At this point, I’m kind of thinking that most of the things I’m typing are not really appropriate for weddings.

Who, if anyone, is walking you down the aisle? What is special about this relationship?

We will walk down the aisle together. Maybe you could say something about our decision to do this. We’re pretty adult. I, at least, have always felt much older than I was. I have never had an inner child, even when I was a child. I have an inner dignified 60 year old matriarch. So, I’m not interested in blushing-bride stuff, or being given away. We’re adults. We live together. We’re relatively prepared to care not only for ourselves, but for others.
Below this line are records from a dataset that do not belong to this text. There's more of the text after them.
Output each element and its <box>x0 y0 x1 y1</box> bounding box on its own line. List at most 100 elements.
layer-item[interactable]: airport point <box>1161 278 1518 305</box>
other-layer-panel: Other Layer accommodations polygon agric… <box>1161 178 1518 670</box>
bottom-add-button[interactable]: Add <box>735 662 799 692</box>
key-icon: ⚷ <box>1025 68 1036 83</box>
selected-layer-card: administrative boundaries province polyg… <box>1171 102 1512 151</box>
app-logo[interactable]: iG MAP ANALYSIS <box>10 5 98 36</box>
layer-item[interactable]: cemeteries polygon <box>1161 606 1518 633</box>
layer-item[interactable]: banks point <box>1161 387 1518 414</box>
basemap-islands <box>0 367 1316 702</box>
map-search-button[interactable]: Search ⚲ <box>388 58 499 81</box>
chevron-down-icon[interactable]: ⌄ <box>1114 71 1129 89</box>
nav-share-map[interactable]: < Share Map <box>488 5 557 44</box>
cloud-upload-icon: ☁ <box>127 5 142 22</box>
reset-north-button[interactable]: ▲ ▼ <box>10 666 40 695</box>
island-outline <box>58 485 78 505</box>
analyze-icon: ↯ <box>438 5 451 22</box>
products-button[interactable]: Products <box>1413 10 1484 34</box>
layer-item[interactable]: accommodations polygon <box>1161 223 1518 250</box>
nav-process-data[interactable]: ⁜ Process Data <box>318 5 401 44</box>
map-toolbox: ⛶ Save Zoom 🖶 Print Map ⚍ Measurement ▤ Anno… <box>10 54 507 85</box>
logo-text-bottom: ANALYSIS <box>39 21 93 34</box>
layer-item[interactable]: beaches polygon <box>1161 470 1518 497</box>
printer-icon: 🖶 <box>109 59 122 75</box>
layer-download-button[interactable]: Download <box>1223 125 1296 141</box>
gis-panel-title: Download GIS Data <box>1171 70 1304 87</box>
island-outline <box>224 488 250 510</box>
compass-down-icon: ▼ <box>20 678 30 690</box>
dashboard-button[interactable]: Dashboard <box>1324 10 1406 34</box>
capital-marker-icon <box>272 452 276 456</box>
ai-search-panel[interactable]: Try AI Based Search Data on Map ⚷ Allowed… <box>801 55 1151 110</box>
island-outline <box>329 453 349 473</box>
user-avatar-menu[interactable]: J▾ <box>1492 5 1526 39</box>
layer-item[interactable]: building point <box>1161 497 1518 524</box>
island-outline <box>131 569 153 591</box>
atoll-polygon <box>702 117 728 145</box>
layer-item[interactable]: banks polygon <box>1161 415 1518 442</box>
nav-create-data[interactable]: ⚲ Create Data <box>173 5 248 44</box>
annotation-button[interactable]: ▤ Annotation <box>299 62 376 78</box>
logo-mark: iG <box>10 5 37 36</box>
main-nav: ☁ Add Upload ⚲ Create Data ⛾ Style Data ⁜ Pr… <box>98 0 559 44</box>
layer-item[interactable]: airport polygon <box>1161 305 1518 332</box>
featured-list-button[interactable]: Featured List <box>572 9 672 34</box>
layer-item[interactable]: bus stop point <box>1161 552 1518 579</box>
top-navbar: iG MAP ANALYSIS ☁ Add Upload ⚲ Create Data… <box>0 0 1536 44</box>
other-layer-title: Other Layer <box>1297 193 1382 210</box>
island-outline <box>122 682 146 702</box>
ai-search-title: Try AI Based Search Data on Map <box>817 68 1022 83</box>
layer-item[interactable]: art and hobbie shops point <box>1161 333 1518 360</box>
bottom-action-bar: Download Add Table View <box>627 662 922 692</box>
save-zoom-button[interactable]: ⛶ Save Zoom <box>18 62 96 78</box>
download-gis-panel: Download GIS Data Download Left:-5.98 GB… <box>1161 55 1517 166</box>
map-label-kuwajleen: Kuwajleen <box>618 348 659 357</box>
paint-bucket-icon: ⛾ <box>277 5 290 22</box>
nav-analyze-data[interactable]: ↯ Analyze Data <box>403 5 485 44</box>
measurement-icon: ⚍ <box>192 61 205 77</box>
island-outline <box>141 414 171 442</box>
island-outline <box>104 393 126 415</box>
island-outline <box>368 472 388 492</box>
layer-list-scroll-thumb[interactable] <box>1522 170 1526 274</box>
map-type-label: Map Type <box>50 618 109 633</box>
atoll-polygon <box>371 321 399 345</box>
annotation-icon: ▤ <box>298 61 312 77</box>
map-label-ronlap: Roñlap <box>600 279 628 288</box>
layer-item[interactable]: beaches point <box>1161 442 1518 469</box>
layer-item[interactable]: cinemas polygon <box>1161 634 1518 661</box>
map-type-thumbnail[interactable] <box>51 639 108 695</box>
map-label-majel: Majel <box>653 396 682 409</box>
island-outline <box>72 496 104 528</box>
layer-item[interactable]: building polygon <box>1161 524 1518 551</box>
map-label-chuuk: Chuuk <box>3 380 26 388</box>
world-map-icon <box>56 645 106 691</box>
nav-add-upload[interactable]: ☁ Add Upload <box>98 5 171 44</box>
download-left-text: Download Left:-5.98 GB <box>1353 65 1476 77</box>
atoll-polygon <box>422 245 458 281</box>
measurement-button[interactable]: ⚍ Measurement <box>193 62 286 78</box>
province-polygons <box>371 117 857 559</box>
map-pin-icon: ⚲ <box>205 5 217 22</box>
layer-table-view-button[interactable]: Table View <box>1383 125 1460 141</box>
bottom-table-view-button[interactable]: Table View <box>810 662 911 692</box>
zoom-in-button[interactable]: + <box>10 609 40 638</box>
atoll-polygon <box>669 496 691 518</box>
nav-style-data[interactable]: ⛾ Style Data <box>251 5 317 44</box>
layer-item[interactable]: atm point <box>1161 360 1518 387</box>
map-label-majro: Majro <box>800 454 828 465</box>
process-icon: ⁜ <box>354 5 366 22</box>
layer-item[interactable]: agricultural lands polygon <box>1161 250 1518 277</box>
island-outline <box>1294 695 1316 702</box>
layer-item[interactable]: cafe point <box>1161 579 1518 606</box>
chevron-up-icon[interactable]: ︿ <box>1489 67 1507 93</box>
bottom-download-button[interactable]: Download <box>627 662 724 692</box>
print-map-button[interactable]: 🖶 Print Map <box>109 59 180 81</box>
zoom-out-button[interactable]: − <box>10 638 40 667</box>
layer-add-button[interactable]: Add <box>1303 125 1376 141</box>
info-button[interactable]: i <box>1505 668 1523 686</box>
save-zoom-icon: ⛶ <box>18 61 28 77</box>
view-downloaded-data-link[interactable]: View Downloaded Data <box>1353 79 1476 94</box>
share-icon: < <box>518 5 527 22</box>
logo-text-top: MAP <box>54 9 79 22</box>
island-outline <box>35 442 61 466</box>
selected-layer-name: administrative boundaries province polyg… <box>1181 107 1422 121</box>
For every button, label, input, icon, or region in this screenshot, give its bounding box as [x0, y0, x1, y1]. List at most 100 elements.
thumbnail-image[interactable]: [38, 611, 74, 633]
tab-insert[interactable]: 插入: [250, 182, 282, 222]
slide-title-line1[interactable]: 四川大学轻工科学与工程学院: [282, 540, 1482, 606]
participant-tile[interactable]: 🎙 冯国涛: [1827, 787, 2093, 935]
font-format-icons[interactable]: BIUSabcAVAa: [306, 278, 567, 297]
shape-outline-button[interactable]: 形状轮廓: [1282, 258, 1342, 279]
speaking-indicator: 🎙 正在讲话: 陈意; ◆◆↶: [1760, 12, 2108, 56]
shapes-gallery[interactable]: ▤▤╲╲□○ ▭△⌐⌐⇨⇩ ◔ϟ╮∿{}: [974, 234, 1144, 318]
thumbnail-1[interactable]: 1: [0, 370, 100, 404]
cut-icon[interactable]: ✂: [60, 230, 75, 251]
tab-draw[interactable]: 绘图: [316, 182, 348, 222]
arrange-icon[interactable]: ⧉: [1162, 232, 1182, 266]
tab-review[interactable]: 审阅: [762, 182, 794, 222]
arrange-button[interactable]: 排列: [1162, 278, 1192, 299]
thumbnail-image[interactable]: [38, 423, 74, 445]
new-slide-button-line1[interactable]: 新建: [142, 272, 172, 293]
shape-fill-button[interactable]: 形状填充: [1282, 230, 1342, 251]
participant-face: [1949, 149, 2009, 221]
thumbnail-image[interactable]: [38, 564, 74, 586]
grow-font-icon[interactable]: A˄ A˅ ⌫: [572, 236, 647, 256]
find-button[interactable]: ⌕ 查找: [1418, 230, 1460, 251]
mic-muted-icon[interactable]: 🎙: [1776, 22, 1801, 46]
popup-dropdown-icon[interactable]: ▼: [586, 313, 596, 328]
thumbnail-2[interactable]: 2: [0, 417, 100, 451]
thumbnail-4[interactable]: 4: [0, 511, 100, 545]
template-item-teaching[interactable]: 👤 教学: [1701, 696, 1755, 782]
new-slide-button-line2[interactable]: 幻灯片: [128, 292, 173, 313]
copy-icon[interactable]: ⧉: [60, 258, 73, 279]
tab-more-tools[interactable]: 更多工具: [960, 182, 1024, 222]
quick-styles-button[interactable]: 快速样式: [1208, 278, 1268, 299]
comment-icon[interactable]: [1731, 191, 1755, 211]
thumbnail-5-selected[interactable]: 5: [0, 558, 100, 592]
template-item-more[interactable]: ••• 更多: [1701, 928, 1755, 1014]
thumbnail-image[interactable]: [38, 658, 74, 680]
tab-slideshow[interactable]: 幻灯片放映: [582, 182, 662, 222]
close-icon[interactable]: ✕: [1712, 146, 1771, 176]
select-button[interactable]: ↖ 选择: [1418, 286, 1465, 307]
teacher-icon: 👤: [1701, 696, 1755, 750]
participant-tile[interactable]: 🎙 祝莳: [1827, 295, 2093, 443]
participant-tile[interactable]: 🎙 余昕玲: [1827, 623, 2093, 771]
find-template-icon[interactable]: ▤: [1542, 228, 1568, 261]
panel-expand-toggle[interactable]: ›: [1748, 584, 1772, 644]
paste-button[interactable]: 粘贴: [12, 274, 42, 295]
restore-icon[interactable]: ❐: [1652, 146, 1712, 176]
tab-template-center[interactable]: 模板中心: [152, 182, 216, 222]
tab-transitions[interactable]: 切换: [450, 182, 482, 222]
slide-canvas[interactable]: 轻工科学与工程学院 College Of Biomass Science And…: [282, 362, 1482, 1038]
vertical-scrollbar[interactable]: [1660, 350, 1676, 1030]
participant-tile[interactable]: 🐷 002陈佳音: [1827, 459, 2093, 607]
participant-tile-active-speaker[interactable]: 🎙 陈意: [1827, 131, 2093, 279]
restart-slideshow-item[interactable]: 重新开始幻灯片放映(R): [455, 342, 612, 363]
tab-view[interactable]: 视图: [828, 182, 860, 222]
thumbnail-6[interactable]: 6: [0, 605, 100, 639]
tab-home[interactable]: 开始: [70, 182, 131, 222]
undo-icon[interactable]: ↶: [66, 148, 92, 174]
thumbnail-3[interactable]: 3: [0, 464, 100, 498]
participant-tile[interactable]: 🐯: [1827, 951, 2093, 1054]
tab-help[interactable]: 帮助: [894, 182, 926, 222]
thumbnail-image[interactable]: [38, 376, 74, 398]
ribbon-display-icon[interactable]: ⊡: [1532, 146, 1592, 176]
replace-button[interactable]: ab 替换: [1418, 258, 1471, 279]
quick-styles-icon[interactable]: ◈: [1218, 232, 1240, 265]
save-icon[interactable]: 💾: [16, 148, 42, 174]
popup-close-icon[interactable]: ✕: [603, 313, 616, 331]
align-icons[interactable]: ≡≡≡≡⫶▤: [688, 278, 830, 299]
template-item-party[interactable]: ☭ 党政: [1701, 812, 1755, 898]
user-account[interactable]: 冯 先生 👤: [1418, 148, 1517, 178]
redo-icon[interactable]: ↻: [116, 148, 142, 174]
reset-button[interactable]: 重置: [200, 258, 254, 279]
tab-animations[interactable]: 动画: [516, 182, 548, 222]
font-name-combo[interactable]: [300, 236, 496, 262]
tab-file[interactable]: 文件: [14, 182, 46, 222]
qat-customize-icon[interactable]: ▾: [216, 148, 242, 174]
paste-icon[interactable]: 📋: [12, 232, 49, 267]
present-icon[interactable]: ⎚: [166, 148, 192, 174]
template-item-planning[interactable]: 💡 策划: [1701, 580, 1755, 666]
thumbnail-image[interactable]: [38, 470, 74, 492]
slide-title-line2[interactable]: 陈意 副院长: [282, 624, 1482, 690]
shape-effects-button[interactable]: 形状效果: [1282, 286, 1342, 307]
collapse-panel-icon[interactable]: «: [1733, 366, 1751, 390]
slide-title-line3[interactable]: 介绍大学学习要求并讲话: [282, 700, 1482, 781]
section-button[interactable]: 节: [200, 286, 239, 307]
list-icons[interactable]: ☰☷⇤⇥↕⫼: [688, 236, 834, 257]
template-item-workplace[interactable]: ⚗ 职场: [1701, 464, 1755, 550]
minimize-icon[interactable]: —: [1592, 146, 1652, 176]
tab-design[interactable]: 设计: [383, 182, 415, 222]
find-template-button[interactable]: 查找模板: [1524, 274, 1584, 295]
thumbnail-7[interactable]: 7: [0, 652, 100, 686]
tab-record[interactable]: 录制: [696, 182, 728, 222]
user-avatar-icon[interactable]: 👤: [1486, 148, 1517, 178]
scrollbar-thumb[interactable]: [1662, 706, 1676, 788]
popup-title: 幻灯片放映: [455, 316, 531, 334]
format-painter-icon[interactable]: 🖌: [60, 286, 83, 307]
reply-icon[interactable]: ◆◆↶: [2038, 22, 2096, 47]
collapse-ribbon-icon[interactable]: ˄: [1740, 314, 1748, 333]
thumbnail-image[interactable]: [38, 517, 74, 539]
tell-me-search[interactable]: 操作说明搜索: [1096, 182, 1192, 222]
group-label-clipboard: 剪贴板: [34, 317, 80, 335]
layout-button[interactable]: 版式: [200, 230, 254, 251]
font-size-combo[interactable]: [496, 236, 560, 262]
Maybe we could somehow relate this event in our adulthood to the idea of the adulthood of our species. We are adults who take responsibility for ourselves and expect to be responsible for our fellow humans simply because we are able. When our species grows the hell up, we will take care of our planet, and we will tear down national boundaries, and when we ask ourselves questions about the meaning of life, we will do so in the context of knowing that our planet is a tiny part of a galaxy, which itself is a tiny part of an ever-expanding universe. We cannot possibly be the point of it all. Our lives are so short in the expanse of the 13.75 billion years of the universe. Adulthood involves realizing that. I want to celebrate adulthood.

What tone would you like for the ceremony? Intimate, ceremonial, minimal, sacred, warm, solemn, lighthearted?

Dignified, important. Then there’s alcohol.

What emotion would you like guests to take away from the ceremony? What vision would you like to resonate with them?

I’d like them to feel like they just saw two fully grown-up people do something serious. Like other weddings are the Disney version and this is the original French film full of smoking and philosophy.

What do you definitely want and definitely not want for your ceremony?

I don’t like promising vague BS. “I promise to relate to you”? WTF does that mean?

We are having a ketubah even though Andrew is non-practicing. This was my idea! I’m not Jewish, but I love contracts.

Here is the most important promise I think belongs in a wedding: One of us has to die first, right? And we don’t believe in an afterlife. So I hope we spend 40 good years together, but what if it’s less? If I die first, Andrew must promise to promote my values throughout the world until his own death. This is perfectly compatible with meeting someone else someday. I could die, he could marry someone else, and he could still get my writing republished, work for feminist causes, fight racism, teach young men about consent and work to get rapists off the street, and help to create a world where educational opportunity does not depend on class background. And if he dies first, I will do the same for him, although I will have to learn a lot more about economics, astronomy, and abolishing the electoral college.